La voix doucereuse de Branson résonna dans la salle d'entrainement tandis que les chandelles qui ornaient les murs de pierre brute s'enflammaient les unes après les autres. Alice marcha d'un pas décidé vers le centre de la pièce où se tenait habituellement les duels. Eaton, un garçon taciturne aux cheveux blonds-gris qui avait autrefois compté parmi les disciples de Serdaigle lui emboita le pas, bientôt imité par Branson. Un délicieux frisson parcouru l'échine d'Alice, qui se délectait d'échapper pendant quelques aux tâches administratives dont écopaient les stagiaires au Bureau des Aurors. L'idée de se battre en duel avec ses camarades était d'autant plus délicieuse que cela leur était formellement interdit en l'absence d'un de leur superviseur. C'était la première fois que le trio de stagiaires enfreignait les règles pour se retrouver là et s’entraîner en cachette.
Alice en avait eu l'idée des mois auparavant, mais les choses avaient été un peu plus compliquées que prévu à mettre en place. Il n'était pas bien difficile de s'éclipser et de dérober la clé de la salle d'entrainement et personne ne se souciait d'eux tant que la paperasse qu'on leur avait confié était classée avant midi. Non, le plus difficile pour Alice avait été de convaincre ses deux camarades. Eaton avait toujours été un garçon sage et discret; si discret qu'Alice avait à peine remarqué sa présence à Poudlard lorsqu'ils y étudiaient. C'était à la Faculté de Sortilèges qu'ils avaient réellement fait connaissance, bien qu'ils ne se soient que très peu rapprochés pendant ces trois années.

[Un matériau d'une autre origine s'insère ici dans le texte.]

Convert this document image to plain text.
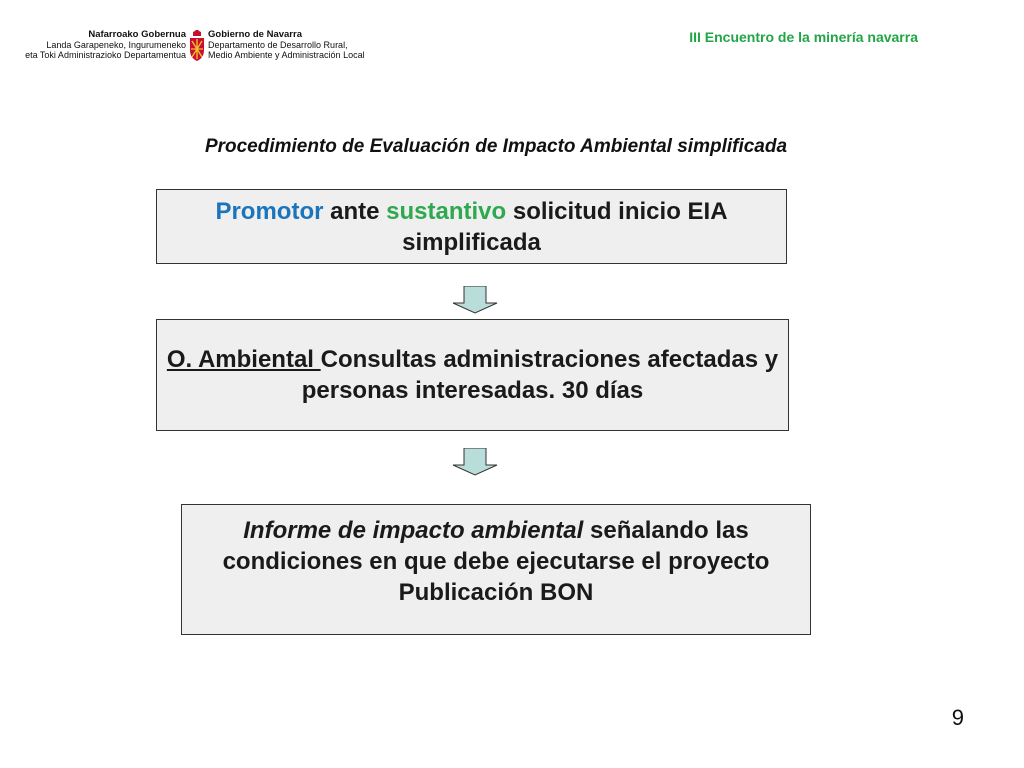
Nafarroako Gobernua
Landa Garapeneko, Ingurumeneko
eta Toki Administrazioko Departamentua
Gobierno de Navarra
Departamento de Desarrollo Rural,
Medio Ambiente y Administración Local
III Encuentro de la minería navarra
Procedimiento de Evaluación de Impacto Ambiental simplificada
Promotor ante sustantivo solicitud inicio EIA simplificada
O. Ambiental Consultas administraciones afectadas y personas interesadas. 30 días
Informe de impacto ambiental señalando las condiciones en que debe ejecutarse el proyecto
Publicación BON
9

Il était celui qui montrait le plus de réserves à enfreindre le règlement pour s'entraîner aux duels ou il manquait pourtant cruellement de dextérité. Branson, quand à lui, ne se souciait que de sa sécurité personnelle et avait longtemps refusé de prendre part aux entraînements frauduleux d'Alice, persuadé qu'il n'avait plus rien à apprendre en matière de duels. Bien qu'il soit sans conteste le plus doué des trois, il avait cependant changé d'avis, séduit par l'idée de pouvoir "mettre une raclée à Cameron et à l'autre coincé". Eaton avait finalement suivi, trop inquiet que sa lenteur ne le pénalise dans sa carrière d'Auror.
« Bon, on commence? » demanda Branson d'un ton agacé.

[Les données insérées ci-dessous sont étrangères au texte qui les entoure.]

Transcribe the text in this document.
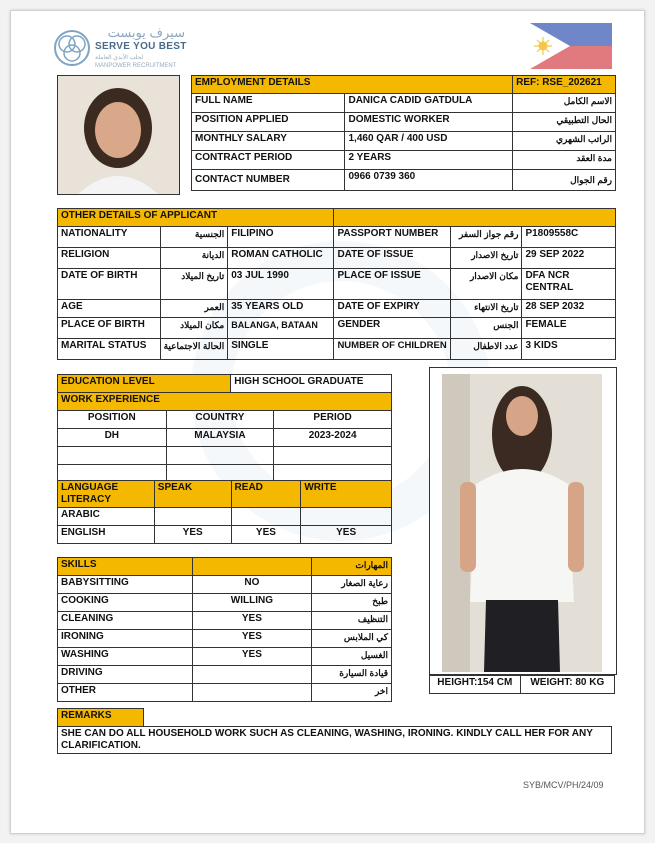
سيرف يوبست
SERVE YOU BEST
لجلب الأيدي العاملة
MANPOWER RECRUITMENT
EMPLOYMENT DETAILS		REF: RSE_202621
FULL NAME	DANICA CADID GATDULA	الاسم الكامل
POSITION APPLIED	DOMESTIC WORKER	الحال التطبيقي
MONTHLY SALARY	1,460 QAR / 400 USD	الراتب الشهري
CONTRACT PERIOD	2 YEARS	مدة العقد
CONTACT NUMBER	0966 0739 360	رقم الجوال
OTHER DETAILS OF APPLICANT					
NATIONALITY	الجنسية	FILIPINO	PASSPORT NUMBER	رقم جواز السفر	P1809558C
RELIGION	الديانة	ROMAN CATHOLIC	DATE OF ISSUE	تاريخ الاصدار	29 SEP 2022
DATE OF BIRTH	تاريخ الميلاد	03 JUL 1990	PLACE OF ISSUE	مكان الاصدار	DFA NCR CENTRAL
AGE	العمر	35 YEARS OLD	DATE OF EXPIRY	تاريخ الانتهاء	28 SEP 2032
PLACE OF BIRTH	مكان الميلاد	BALANGA, BATAAN	GENDER	الجنس	FEMALE
MARITAL STATUS	الحالة الاجتماعية	SINGLE	NUMBER OF CHILDREN	عدد الاطفال	3 KIDS
EDUCATION LEVEL		HIGH SCHOOL GRADUATE	
WORK EXPERIENCE			
POSITION	COUNTRY		PERIOD
DH	MALAYSIA		2023-2024

LANGUAGE LITERACY	SPEAK	READ	WRITE
ARABIC			
ENGLISH	YES	YES	YES
SKILLS		المهارات
BABYSITTING	NO	رعاية الصغار
COOKING	WILLING	طبخ
CLEANING	YES	التنظيف
IRONING	YES	كي الملابس
WASHING	YES	الغسيل
DRIVING		قيادة السيارة
OTHER		اخر
HEIGHT:154 CM	WEIGHT: 80 KG
REMARKS	
SHE CAN DO ALL HOUSEHOLD WORK SUCH AS CLEANING, WASHING, IRONING. KINDLY CALL HER FOR ANY CLARIFICATION.
SYB/MCV/PH/24/09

« Allez-y. » dit simplement Eaton.
«Tu as peur, le coincé? » ricana Branson.
« Laisses-le! » répondit sèchement Alice.
Branson se retourna vers elle et sa bouche se fendit en un rictus des plus déstabilisant. Alice ne se démonta pas et darda ses prunelles chocolat dans le regard charbonneux de son camarade.

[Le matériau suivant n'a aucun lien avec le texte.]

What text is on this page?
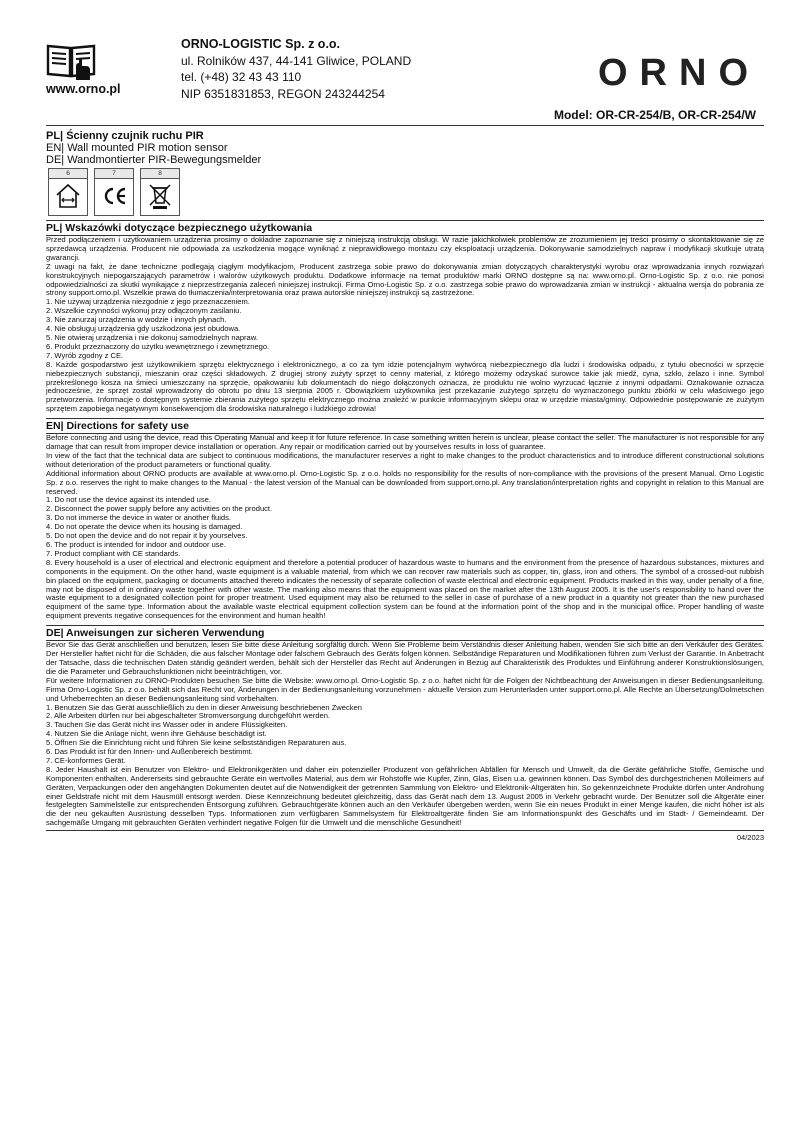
www.orno.pl
ORNO-LOGISTIC Sp. z o.o.
ul. Rolników 437, 44-141 Gliwice, POLAND
tel. (+48) 32 43 43 110
NIP 6351831853, REGON 243244254	ORNO
Model: OR-CR-254/B, OR-CR-254/W
PL| Ścienny czujnik ruchu PIR
EN| Wall mounted PIR motion sensor
DE| Wandmontierter PIR-Bewegungsmelder
6	7	8
PL| Wskazówki dotyczące bezpiecznego użytkowania
Przed podłączeniem i użytkowaniem urządzenia prosimy o dokładne zapoznanie się z niniejszą instrukcją obsługi. W razie jakichkolwiek problemów ze zrozumieniem jej treści prosimy o skontaktowanie się ze sprzedawcą urządzenia. Producent nie odpowiada za uszkodzenia mogące wyniknąć z nieprawidłowego montażu czy eksploatacji urządzenia. Dokonywanie samodzielnych napraw i modyfikacji skutkuje utratą gwarancji.
Z uwagi na fakt, że dane techniczne podlegają ciągłym modyfikacjom, Producent zastrzega sobie prawo do dokonywania zmian dotyczących charakterystyki wyrobu oraz wprowadzania innych rozwiązań konstrukcyjnych niepogarszających parametrów i walorów użytkowych produktu. Dodatkowe informacje na temat produktów marki ORNO dostępne są na: www.orno.pl. Orno-Logistic Sp. z o.o. nie ponosi odpowiedzialności za skutki wynikające z nieprzestrzegania zaleceń niniejszej instrukcji. Firma Orno-Logistic Sp. z o.o. zastrzega sobie prawo do wprowadzania zmian w instrukcji - aktualna wersja do pobrania ze strony support.orno.pl. Wszelkie prawa do tłumaczenia/interpretowania oraz prawa autorskie niniejszej instrukcji są zastrzeżone.
1. Nie używaj urządzenia niezgodnie z jego przeznaczeniem.
2. Wszelkie czynności wykonuj przy odłączonym zasilaniu.
3. Nie zanurzaj urządzenia w wodzie i innych płynach.
4. Nie obsługuj urządzenia gdy uszkodzona jest obudowa.
5. Nie otwieraj urządzenia i nie dokonuj samodzielnych napraw.
6. Produkt przeznaczony do użytku wewnętrznego i zewnętrznego.
7. Wyrób zgodny z CE.
8. Każde gospodarstwo jest użytkownikiem sprzętu elektrycznego i elektronicznego, a co za tym idzie potencjalnym wytwórcą niebezpiecznego dla ludzi i środowiska odpadu, z tytułu obecności w sprzęcie niebezpiecznych substancji, mieszanin oraz części składowych. Z drugiej strony zużyty sprzęt to cenny materiał, z którego możemy odzyskać surowce takie jak miedź, cyna, szkło, żelazo i inne. Symbol przekreślonego kosza na śmieci umieszczany na sprzęcie, opakowaniu lub dokumentach do niego dołączonych oznacza, że produktu nie wolno wyrzucać łącznie z innymi odpadami. Oznakowanie oznacza jednocześnie, że sprzęt został wprowadzony do obrotu po dniu 13 sierpnia 2005 r. Obowiązkiem użytkownika jest przekazanie zużytego sprzętu do wyznaczonego punktu zbiórki w celu właściwego jego przetworzenia. Informacje o dostępnym systemie zbierania zużytego sprzętu elektrycznego można znaleźć w punkcie informacyjnym sklepu oraz w urzędzie miasta/gminy. Odpowiednie postępowanie ze zużytym sprzętem zapobiega negatywnym konsekwencjom dla środowiska naturalnego i ludzkiego zdrowia!
EN| Directions for safety use
Before connecting and using the device, read this Operating Manual and keep it for future reference. In case something written herein is unclear, please contact the seller. The manufacturer is not responsible for any damage that can result from improper device installation or operation. Any repair or modification carried out by yourselves results in loss of guarantee.
In view of the fact that the technical data are subject to continuous modifications, the manufacturer reserves a right to make changes to the product characteristics and to introduce different constructional solutions without deterioration of the product parameters or functional quality.
Additional information about ORNO products are available at www.orno.pl. Orno-Logistic Sp. z o.o. holds no responsibility for the results of non-compliance with the provisions of the present Manual. Orno Logistic Sp. z o.o. reserves the right to make changes to the Manual - the latest version of the Manual can be downloaded from support.orno.pl. Any translation/interpretation rights and copyright in relation to this Manual are reserved.
1. Do not use the device against its intended use.
2. Disconnect the power supply before any activities on the product.
3. Do not immerse the device in water or another fluids.
4. Do not operate the device when its housing is damaged.
5. Do not open the device and do not repair it by yourselves.
6. The product is intended for indoor and outdoor use.
7. Product compliant with CE standards.
8. Every household is a user of electrical and electronic equipment and therefore a potential producer of hazardous waste to humans and the environment from the presence of hazardous substances, mixtures and components in the equipment. On the other hand, waste equipment is a valuable material, from which we can recover raw materials such as copper, tin, glass, iron and others. The symbol of a crossed-out rubbish bin placed on the equipment, packaging or documents attached thereto indicates the necessity of separate collection of waste electrical and electronic equipment. Products marked in this way, under penalty of a fine, may not be disposed of in ordinary waste together with other waste. The marking also means that the equipment was placed on the market after the 13th August 2005. It is the user's responsibility to hand over the waste equipment to a designated collection point for proper treatment. Used equipment may also be returned to the seller in case of purchase of a new product in a quantity not greater than the new purchased equipment of the same type. Information about the available waste electrical equipment collection system can be found at the information point of the shop and in the municipal office. Proper handling of waste equipment prevents negative consequences for the environment and human health!
DE| Anweisungen zur sicheren Verwendung
Bevor Sie das Gerät anschließen und benutzen, lesen Sie bitte diese Anleitung sorgfältig durch. Wenn Sie Probleme beim Verständnis dieser Anleitung haben, wenden Sie sich bitte an den Verkäufer des Gerätes. Der Hersteller haftet nicht für die Schäden, die aus falscher Montage oder falschem Gebrauch des Geräts folgen können. Selbständige Reparaturen und Modifikationen führen zum Verlust der Garantie. In Anbetracht der Tatsache, dass die technischen Daten ständig geändert werden, behält sich der Hersteller das Recht auf Änderungen in Bezug auf Charakteristik des Produktes und Einführung anderer Konstruktionslösungen, die die Parameter und Gebrauchsfunktionen nicht beeinträchtigen, vor.
Für weitere Informationen zu ORNO-Produkten besuchen Sie bitte die Website: www.orno.pl. Orno-Logistic Sp. z o.o. haftet nicht für die Folgen der Nichtbeachtung der Anweisungen in dieser Bedienungsanleitung. Firma Orno-Logistic Sp. z o.o. behält sich das Recht vor, Änderungen in der Bedienungsanleitung vorzunehmen - aktuelle Version zum Herunterladen unter support.orno.pl. Alle Rechte an Übersetzung/Dolmetschen und Urheberrechten an dieser Bedienungsanleitung sind vorbehalten.
1. Benutzen Sie das Gerät ausschließlich zu den in dieser Anweisung beschriebenen Zwecken
2. Alle Arbeiten dürfen nur bei abgeschalteter Stromversorgung durchgeführt werden.
3. Tauchen Sie das Gerät nicht ins Wasser oder in andere Flüssigkeiten.
4. Nutzen Sie die Anlage nicht, wenn ihre Gehäuse beschädigt ist.
5. Öffnen Sie die Einrichtung nicht und führen Sie keine selbstständigen Reparaturen aus.
6. Das Produkt ist für den Innen- und Außenbereich bestimmt.
7. CE-konformes Gerät.
8. Jeder Haushalt ist ein Benutzer von Elektro- und Elektronikgeräten und daher ein potenzieller Produzent von gefährlichen Abfällen für Mensch und Umwelt, da die Geräte gefährliche Stoffe, Gemische und Komponenten enthalten. Andererseits sind gebrauchte Geräte ein wertvolles Material, aus dem wir Rohstoffe wie Kupfer, Zinn, Glas, Eisen u.a. gewinnen können. Das Symbol des durchgestrichenen Mülleimers auf Geräten, Verpackungen oder den angehängten Dokumenten deutet auf die Notwendigkeit der getrennten Sammlung von Elektro- und Elektronik-Altgeräten hin. So gekennzeichnete Produkte dürfen unter Androhung einer Geldstrafe nicht mit dem Hausmüll entsorgt werden. Diese Kennzeichnung bedeutet gleichzeitig, dass das Gerät nach dem 13. August 2005 in Verkehr gebracht wurde. Der Benutzer soll die Altgeräte einer festgelegten Sammelstelle zur entsprechenden Entsorgung zuführen. Gebrauchtgeräte können auch an den Verkäufer übergeben werden, wenn Sie ein neues Produkt in einer Menge kaufen, die nicht höher ist als die der neu gekauften Ausrüstung desselben Typs. Informationen zum verfügbaren Sammelsystem für Elektroaltgeräte finden Sie am Informationspunkt des Geschäfts und im Stadt- / Gemeindeamt. Der sachgemäße Umgang mit gebrauchten Geräten verhindert negative Folgen für die Umwelt und die menschliche Gesundheit!
04/2023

« Et bien, à nous l'honneur Cameron. »
Les deux sorciers se placèrent face à face, puis s'inclinèrent sobrement. Ni l'un ni l'autre n'avait réellement envie de faire des courbettes. Eaton, désigné comme arbitre, se plaça légèrement en retrait à distance égale des deux duellistes. Alice leva sa baguette en position de garde, bientôt imitée par Branson.
« Je rappelle qu'il s'agit d'un entrainement et que vous ne devez en aucun cas blesser l'autre, ou pire, tuer l'autre. Les sortilèges impardonnables sont bien évidement proscrits et... »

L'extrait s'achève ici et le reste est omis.